Oldsmobile Toronado, le spectaculaire retour de la traction avant


Image de oldsmobile toronado

Oldsmobile, qui sonne première voiture de série au début du XXème siècle, devient vite à part entière une division de Général Motors. Après être l'instigatrice de l'offre d'une transmission totalement automatique dans les années 40 (Hydramatic) ou encore du V8 à vanne aérienne en 1949 et du turbocompresseur en 1962, elle est pionnière de nouveau en réintégrant la traction avant sur sa Toronado de 1966. Après trois décennies de cet abandon pour un coming-back dans une ingénierie de pointe, la traction gagne ses véritables galons et s'offre un coupé de luxe. La Toronado remplace la Starfire et sublime dans son design impressionnant.

Le look enthousiasme le public dès les premières présentations. Sous la direction de Mitchell, le projet de développement débute une année avant avec des maquettes en argile. Il aboutit à une silhouette étirée insolite, des portes-à-faux conséquents, des passages de roues féroces et une ligne de toit sans discontinuité jusque la poupe. Les double feux de chaque côté s'escamotent comme la tendance de la fin des sixties. Les caractéristiques esthétiques de la Toronado contribuent largement au titre de voiture de l'année 1966 par Motortrend, elle arrache même une troisième place en Europe, ce que nulle voiture américaine peut prétendre.

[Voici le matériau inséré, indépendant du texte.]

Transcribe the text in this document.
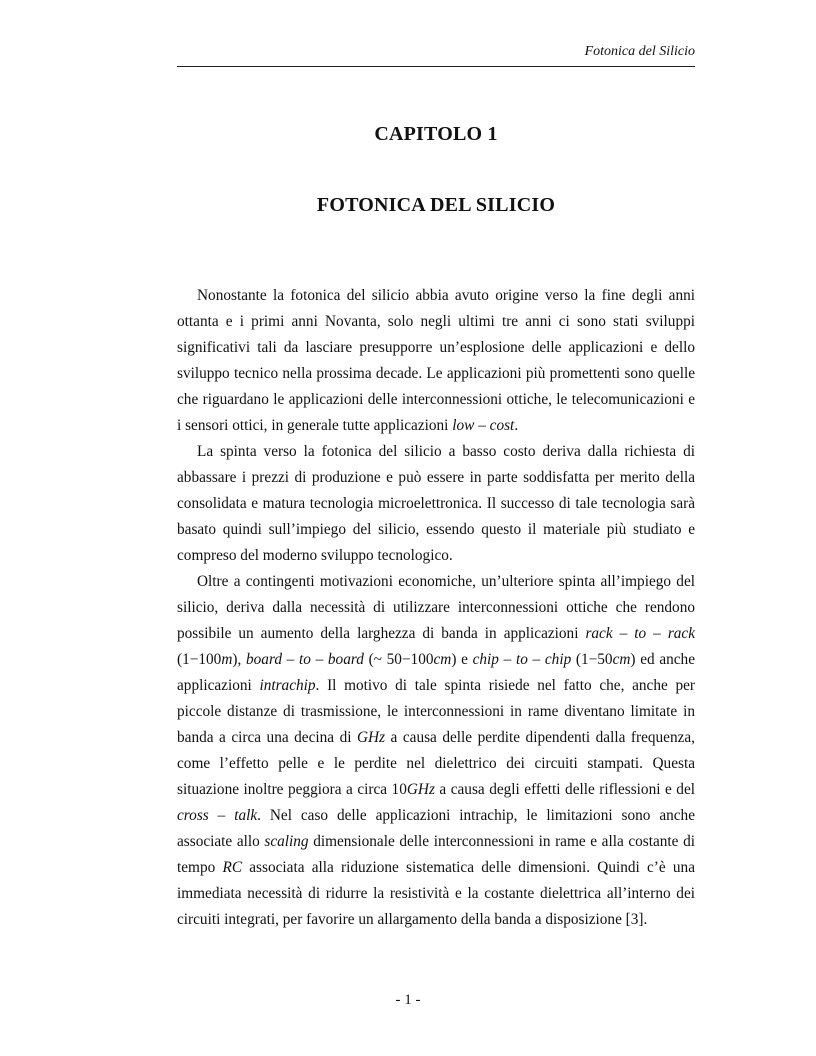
Fotonica del Silicio
CAPITOLO 1
FOTONICA DEL SILICIO

Nonostante la fotonica del silicio abbia avuto origine verso la fine degli anni ottanta e i primi anni Novanta, solo negli ultimi tre anni ci sono stati sviluppi significativi tali da lasciare presupporre un’esplosione delle applicazioni e dello sviluppo tecnico nella prossima decade. Le applicazioni più promettenti sono quelle che riguardano le applicazioni delle interconnessioni ottiche, le telecomunicazioni e i sensori ottici, in generale tutte applicazioni low – cost.

La spinta verso la fotonica del silicio a basso costo deriva dalla richiesta di abbassare i prezzi di produzione e può essere in parte soddisfatta per merito della consolidata e matura tecnologia microelettronica. Il successo di tale tecnologia sarà basato quindi sull’impiego del silicio, essendo questo il materiale più studiato e compreso del moderno sviluppo tecnologico.

Oltre a contingenti motivazioni economiche, un’ulteriore spinta all’impiego del silicio, deriva dalla necessità di utilizzare interconnessioni ottiche che rendono possibile un aumento della larghezza di banda in applicazioni rack – to – rack (1−100m), board – to – board (~ 50−100cm) e chip – to – chip (1−50cm) ed anche applicazioni intrachip. Il motivo di tale spinta risiede nel fatto che, anche per piccole distanze di trasmissione, le interconnessioni in rame diventano limitate in banda a circa una decina di GHz a causa delle perdite dipendenti dalla frequenza, come l’effetto pelle e le perdite nel dielettrico dei circuiti stampati. Questa situazione inoltre peggiora a circa 10GHz a causa degli effetti delle riflessioni e del cross – talk. Nel caso delle applicazioni intrachip, le limitazioni sono anche associate allo scaling dimensionale delle interconnessioni in rame e alla costante di tempo RC associata alla riduzione sistematica delle dimensioni. Quindi c’è una immediata necessità di ridurre la resistività e la costante dielettrica all’interno dei circuiti integrati, per favorire un allargamento della banda a disposizione [3].

- 1 -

Le programme insufflé par John Beltz dès la fin des années 50 afin de réintroduire la traction avant sur la Toronado prend forme. Les déboires rencontrés auparavant sur ce système d'entrainement sont maintenant dépassés, les années de tests ont fait le job. Le "Super Rocket" est le moteur V8 de 7L qui équipe l'Oldsmobile ; équipé d'un carburateur à 4 corps Rochester (Quadrajet), il délivre 385 ch et 644 Nm de couple. Il s'entiche d'une transmission automatique à trois rapports Turbo-Hydramatic. La Toronado se chausse de pneumatiques Firestone inédits ; les dénommés TFD (Toronado Front Drive) sont conçus intégralement pour le modèle ; cependant malgré plus de rigidité, parois et bandes spécifiques s'usent rapidement. Avec également un autre désagrément de conduite, le freinage ne s'adapte pas vraiment à la puissance du moteur ; la distance d'arrêt après la vitesse maximum atteinte (217km/h) est démesurée.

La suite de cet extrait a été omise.